Clearly $X$ and $Y$ must be path-connected since $\pi_0$ takes products to products (and obviously we should assume $n \geq 1$), so $H_0(X) = H_0(Y)=\mathbb{Z}$. Since $-\otimes \mathbb{Z}$ does nothing to an abelian group, this means that we're getting a copy of $H_*(X)$ in $H_*(X\times Y)$ from the inclusion above when it's tensored against $H_0(Y)$, and similarly for $H_*(Y)$. Moreover, all the homology of $S^n$ must come from the inclusions in the above sexseq, since $\mbox{Tor}$ always consists entirely of torsion.
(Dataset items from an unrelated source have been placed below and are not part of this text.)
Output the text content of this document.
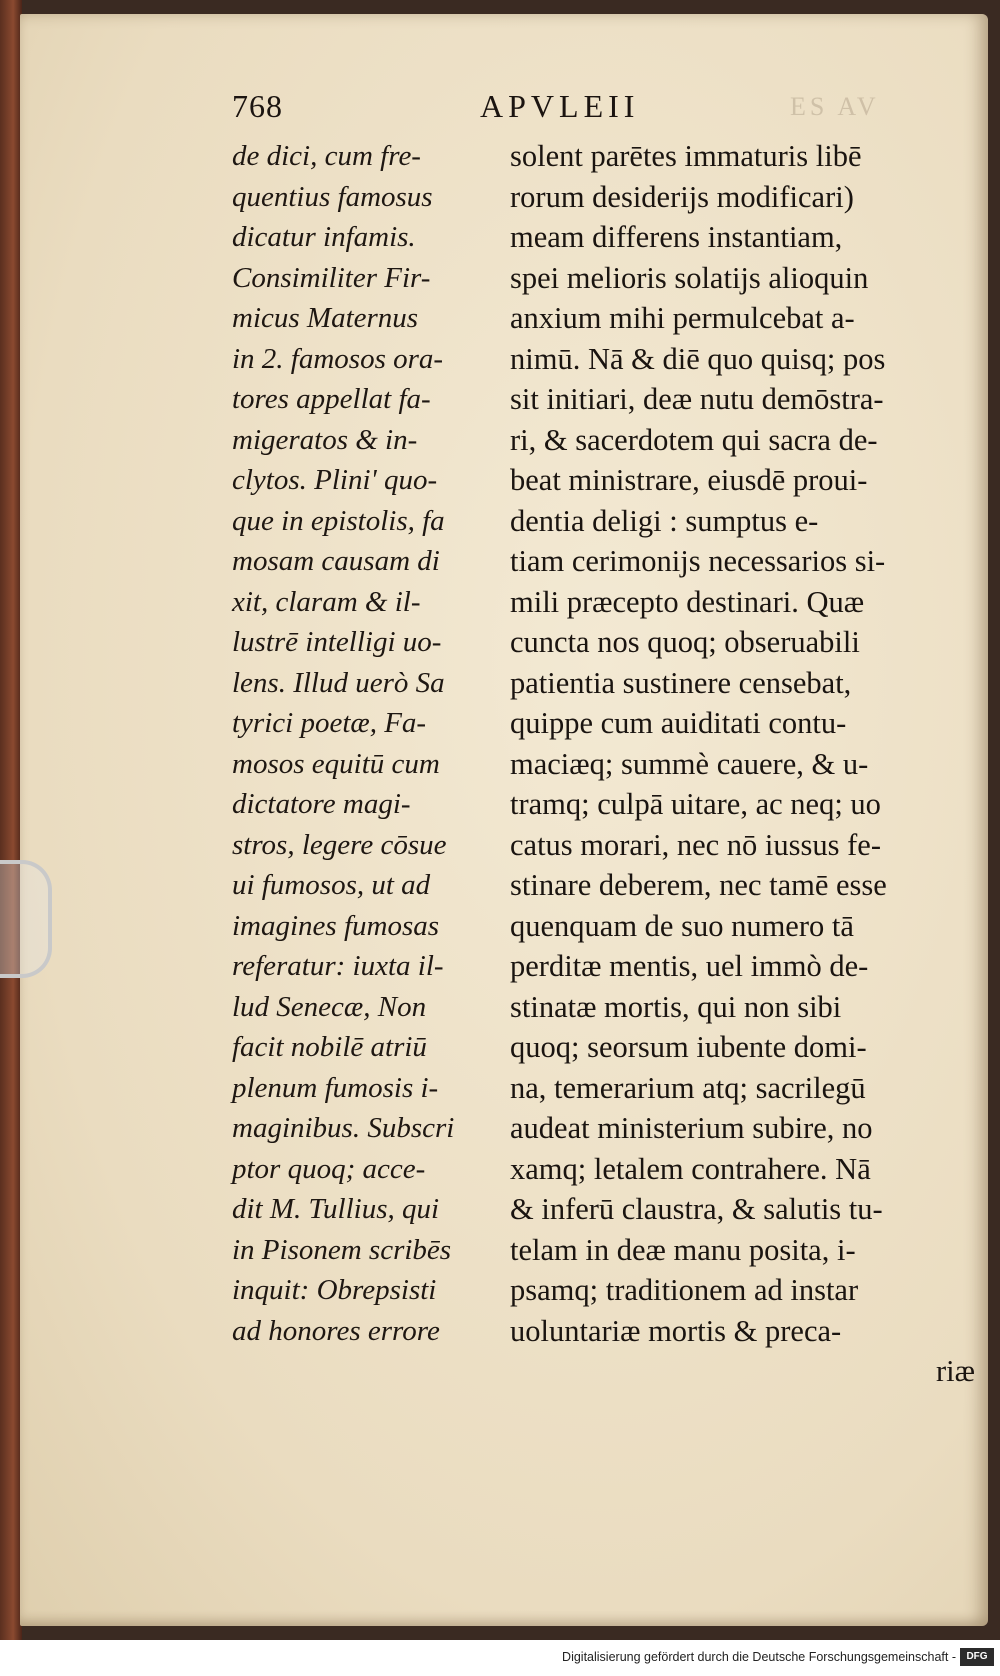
768	APVLEII	ES AV
de dici, cum fre-
quentius famosus
dicatur infamis.
Consimiliter Fir-
micus Maternus
in 2. famosos ora-
tores appellat fa-
migeratos & in-
clytos. Plini' quo-
que in epistolis, fa
mosam causam di
xit, claram & il-
lustrē intelligi uo-
lens. Illud uerò Sa
tyrici poetæ, Fa-
mosos equitū cum
dictatore magi-
stros, legere cōsue
ui fumosos, ut ad
imagines fumosas
referatur: iuxta il-
lud Senecæ, Non
facit nobilē atriū
plenum fumosis i-
maginibus. Subscri
ptor quoq; acce-
dit M. Tullius, qui
in Pisonem scribēs
inquit: Obrepsisti
ad honores errore
solent parētes immaturis libē
rorum desiderijs modificari)
meam differens instantiam,
spei melioris solatijs alioquin
anxium mihi permulcebat a-
nimū. Nā & diē quo quisq; pos
sit initiari, deæ nutu demōstra-
ri, & sacerdotem qui sacra de-
beat ministrare, eiusdē proui-
dentia deligi : sumptus e-
tiam cerimonijs necessarios si-
mili præcepto destinari. Quæ
cuncta nos quoq; obseruabili
patientia sustinere censebat,
quippe cum auiditati contu-
maciæq; summè cauere, & u-
tramq; culpā uitare, ac neq; uo
catus morari, nec nō iussus fe-
stinare deberem, nec tamē esse
quenquam de suo numero tā
perditæ mentis, uel immò de-
stinatæ mortis, qui non sibi
quoq; seorsum iubente domi-
na, temerarium atq; sacrilegū
audeat ministerium subire, no
xamq; letalem contrahere. Nā
& inferū claustra, & salutis tu-
telam in deæ manu posita, i-
psamq; traditionem ad instar
uoluntariæ mortis & preca-
riæ
Digitalisierung gefördert durch die Deutsche Forschungsgemeinschaft -	DFG
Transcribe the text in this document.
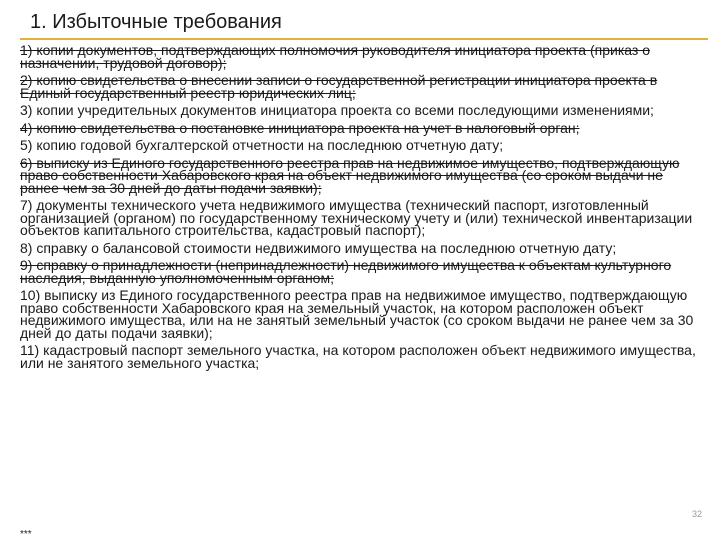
1. Избыточные требования
1) копии документов, подтверждающих полномочия руководителя инициатора проекта (приказ о назначении, трудовой договор);
2) копию свидетельства о внесении записи о государственной регистрации инициатора проекта в Единый государственный реестр юридических лиц;
3) копии учредительных документов инициатора проекта со всеми последующими изменениями;
4) копию свидетельства о постановке инициатора проекта на учет в налоговый орган;
5) копию годовой бухгалтерской отчетности на последнюю отчетную дату;
6) выписку из Единого государственного реестра прав на недвижимое имущество, подтверждающую право собственности Хабаровского края на объект недвижимого имущества (со сроком выдачи не ранее чем за 30 дней до даты подачи заявки);
7) документы технического учета недвижимого имущества (технический паспорт, изготовленный организацией (органом) по государственному техническому учету и (или) технической инвентаризации объектов капитального строительства, кадастровый паспорт);
8) справку о балансовой стоимости недвижимого имущества на последнюю отчетную дату;
9) справку о принадлежности (непринадлежности) недвижимого имущества к объектам культурного наследия, выданную уполномоченным органом;
10) выписку из Единого государственного реестра прав на недвижимое имущество, подтверждающую право собственности Хабаровского края на земельный участок, на котором расположен объект недвижимого имущества, или на не занятый земельный участок (со сроком выдачи не ранее чем за 30 дней до даты подачи заявки);
11) кадастровый паспорт земельного участка, на котором расположен объект недвижимого имущества, или не занятого земельного участка;
32
***
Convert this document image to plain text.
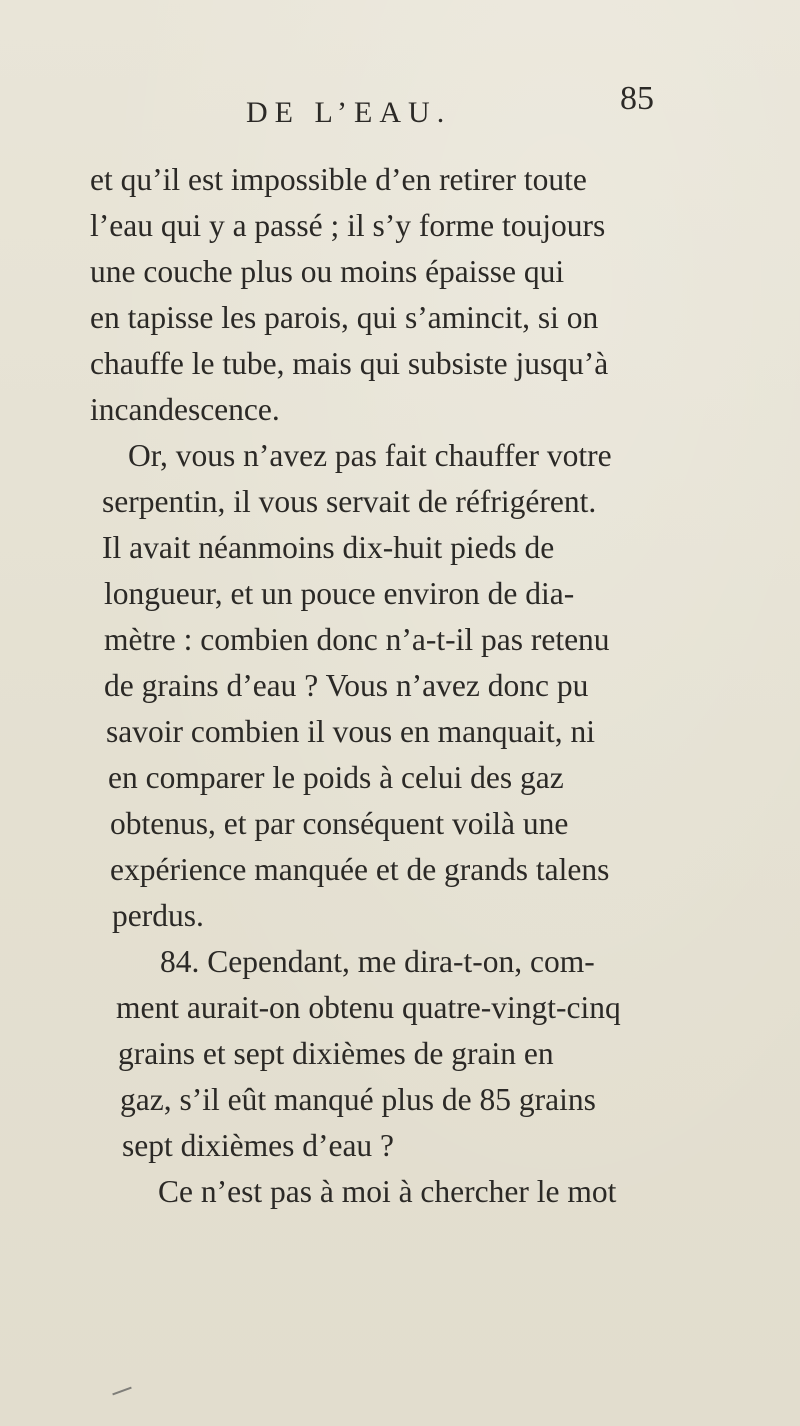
DE L’EAU.	85
et qu’il est impossible d’en retirer toute
l’eau qui y a passé ; il s’y forme toujours
une couche plus ou moins épaisse qui
en tapisse les parois, qui s’amincit, si on
chauffe le tube, mais qui subsiste jusqu’à
incandescence.
Or, vous n’avez pas fait chauffer votre
serpentin, il vous servait de réfrigérent.
Il avait néanmoins dix-huit pieds de
longueur, et un pouce environ de dia-
mètre : combien donc n’a-t-il pas retenu
de grains d’eau ? Vous n’avez donc pu
savoir combien il vous en manquait, ni
en comparer le poids à celui des gaz
obtenus, et par conséquent voilà une
expérience manquée et de grands talens
perdus.
84. Cependant, me dira-t-on, com-
ment aurait-on obtenu quatre-vingt-cinq
grains et sept dixièmes de grain en
gaz, s’il eût manqué plus de 85 grains
sept dixièmes d’eau ?
Ce n’est pas à moi à chercher le mot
So without loss of generality, $H_*(X) \cong H_*(S^n)$ and $H_*(Y) \cong H_*(\mbox{pt})$. Since $\pi_1$ takes products to products, both $X$ and $Y$ are simply-connected. So the projection $S^n =X \times Y \rightarrow X$ is a homology isomorphism of simply-connected spaces and hence is a (weak) homotopy equivalence, while $Y$ is a simply-connected space with trivial integral homology so it must be (weakly) contractible. Thus the factorization $S^n = X \times Y$ is trivial.

Solution 2:

Assuming that everything is a connected manifold.

Let $X$, $Y$ such that $X \times Y = S^n$. Before we apply the Kunneth theorem lets note that the dimensions of $X$ and $Y$ must add up to to $n$. $$\bigoplus_{i+j=k} H^i(X)\otimes H^j(Y)=H^k(S^n) $$

Suppose $\dim X = i < n$. Then $H^i(X)=\mathbb{Z}=H^{n-i}(Y)$ as these are the only possible non-zero cohomology groups that add up to $n$ which is required by the Kunneth theorem. But therefore $H^i(S^n)=\bigoplus H^k(X)\oplus H^j(Y) \neq 0 $ as the summation contains $H^i(X) \oplus H^0(Y)=\mathbb{Z}$ which is a contradiction. Therefore, wlog, $i=n$ and $Y$ is a point.